Alcune aziende, come LIMB-art, producono principalmente “cover” colorate per chi ha bisogno di portare una protesi al posto dei propri arti inferiori: in questo caso, non si concentrano tanto sull’aumento di funzionalità quanto sulla volontà di personalizzare le proprie protesi, rendendole così meno realistiche e anche più visibili. LIMB-art è stata fondata nel 2018 dall’ex nuotatore paralimpico gallese Mark Williams con lo scopo di «aiutare gli altri utilizzatori di protesi ad aumentare la propria autostima, a essere orgogliosi di ciò che sono e al contempo a divertirsi e mettersi in mostra».

Un modello venduto da LIMB-art (@limbartcovers, Instagram)

Altri designer lavorano invece a progetti un po’ più radicali: l’artista Sophie de Oliveira Barata e l’ingegnere Dani Clode, per esempio, lavorano da tempo a The Alternative Limb Project, ideando e producendo protesi innovative che si allontanano molto da quelle a cui siamo abituati. Buona parte dei loro modelli è pensata più per essere indossata nel contesto di performance artistiche che per uso quotidiano: alcuni sono realistici, ma in larga parte si tratta di modelli che loro definiscono “surrealisti” o “irreali”, fatti di un’ampia varietà di materiali, dai metalli al cristallo.

Per esempio, per la modella e attivista per i diritti delle persone disabili Kelly Knox, a cui è stata amputata gran parte di un braccio, de Oliveira Barata e Clode hanno creato vari modelli: uno assomiglia a una sorta di lunga liana verde da cui crescono fiori finti; un altro sembra più il tentacolo di una creatura marina.

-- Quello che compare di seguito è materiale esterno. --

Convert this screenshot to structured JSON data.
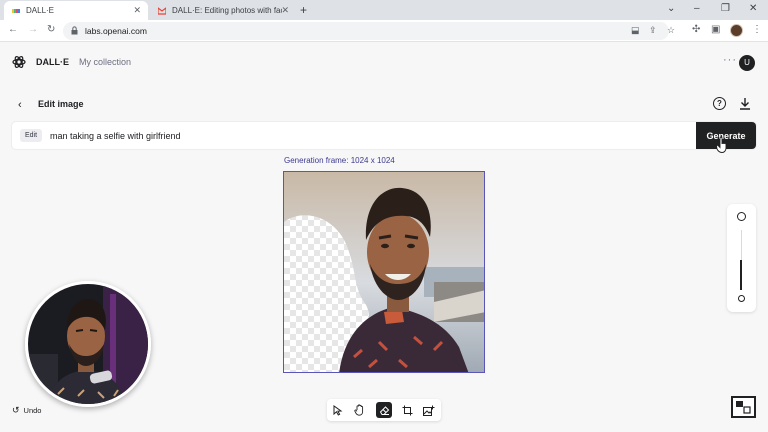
{
  "browser": {
    "tabs": [
      {
        "title": "DALL·E",
        "active": true
      },
      {
        "title": "DALL·E: Editing photos with face",
        "active": false
      }
    ],
    "url": "labs.openai.com"
  },
  "header": {
    "brand": "DALL·E",
    "nav_collection": "My collection",
    "user_initial": "U"
  },
  "editor": {
    "title": "Edit image",
    "help_label": "?",
    "edit_chip": "Edit",
    "prompt_value": "man taking a selfie with girlfriend",
    "generate_label": "Generate",
    "frame_label": "Generation frame: 1024 x 1024"
  },
  "bottom": {
    "undo_label": "Undo"
  },
  "icons": {
    "logo": "openai-logo-icon",
    "back": "chevron-left-icon",
    "download": "download-icon",
    "tools": [
      "select-arrow-icon",
      "hand-icon",
      "eraser-icon",
      "crop-frame-icon",
      "add-image-icon"
    ]
  },
  "colors": {
    "accent": "#202123",
    "frame_border": "#5a55b8",
    "frame_label": "#3c3a8f"
  }
}
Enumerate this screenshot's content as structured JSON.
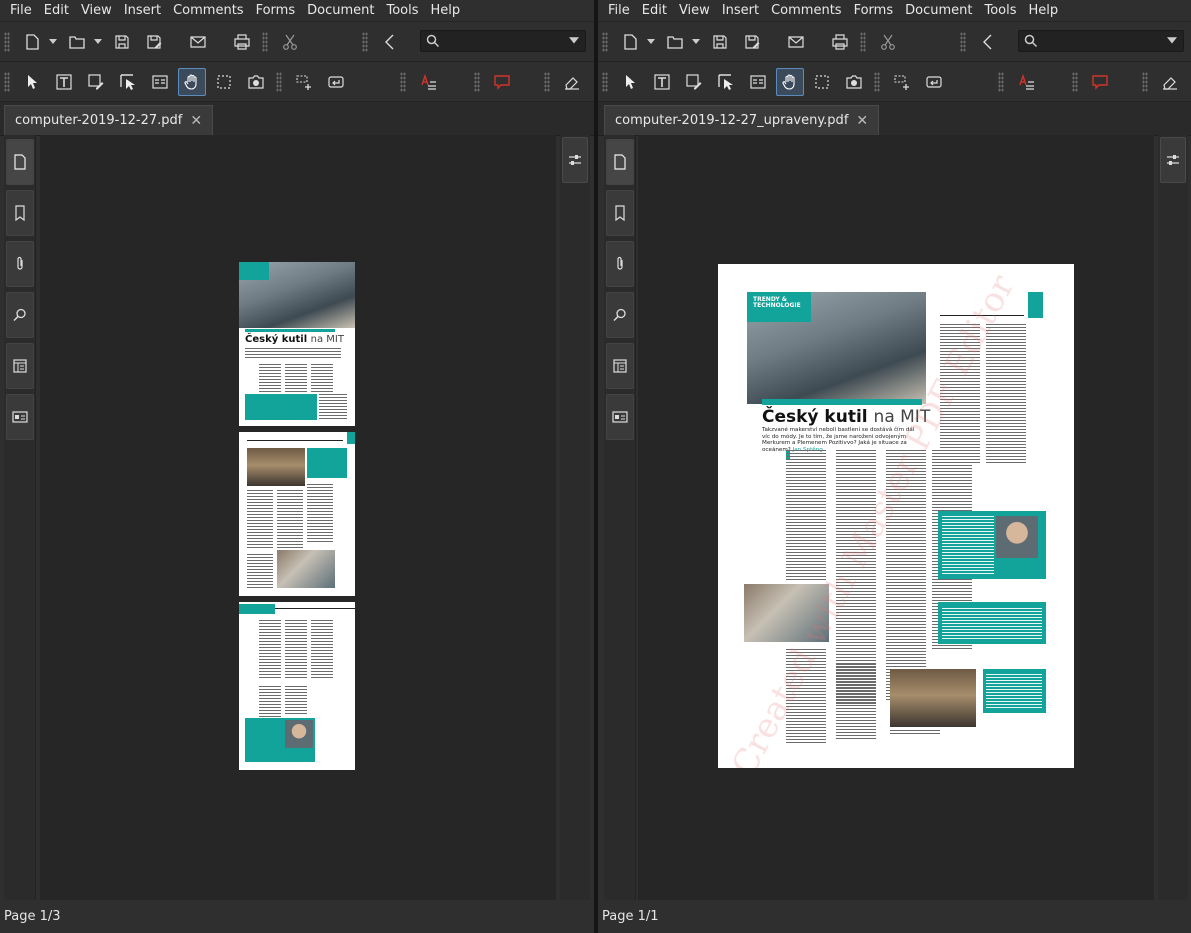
{
  "menu": [
    "File",
    "Edit",
    "View",
    "Insert",
    "Comments",
    "Forms",
    "Document",
    "Tools",
    "Help"
  ],
  "left": {
    "tab_title": "computer-2019-12-27.pdf",
    "status": "Page 1/3",
    "search_placeholder": ""
  },
  "right": {
    "tab_title": "computer-2019-12-27_upraveny.pdf",
    "status": "Page 1/1",
    "search_placeholder": ""
  },
  "tab_close": "✕",
  "doc": {
    "tag": "TRENDY & TECHNOLOGIE",
    "headline_bold": "Český kutil",
    "headline_light": "na MIT",
    "subhead": "Takzvané makerství nebolí bastlení se dostává čím dál víc do módy. Je to tím, že jsme naroženi odvojeným Merkurem a Plemenem Pozitivvo? Jaká je situace za oceánem?",
    "author": "Jan Sptěng",
    "watermark": "Created with Master PDF Editor"
  },
  "colors": {
    "accent_teal": "#12a39a",
    "active_tool": "#5c8cbd",
    "annotation_red": "#d0332b"
  }
}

In entrambi i casi, la protesi è manovrata grazie a sensori e altri componenti elettronici tramite Bluetooth, e può muoversi in diversi modi. In altri casi, i due hanno progettato braccia attorno a cui sembra attorcigliarsi un serpente e lunghe gambe appuntite (utilizzate in un video musicale), bellissimi arti bionici da accoppiare ad abiti eleganti e altri che assomigliano in modo piuttosto realistico ai muscoli e le ossa di una gamba.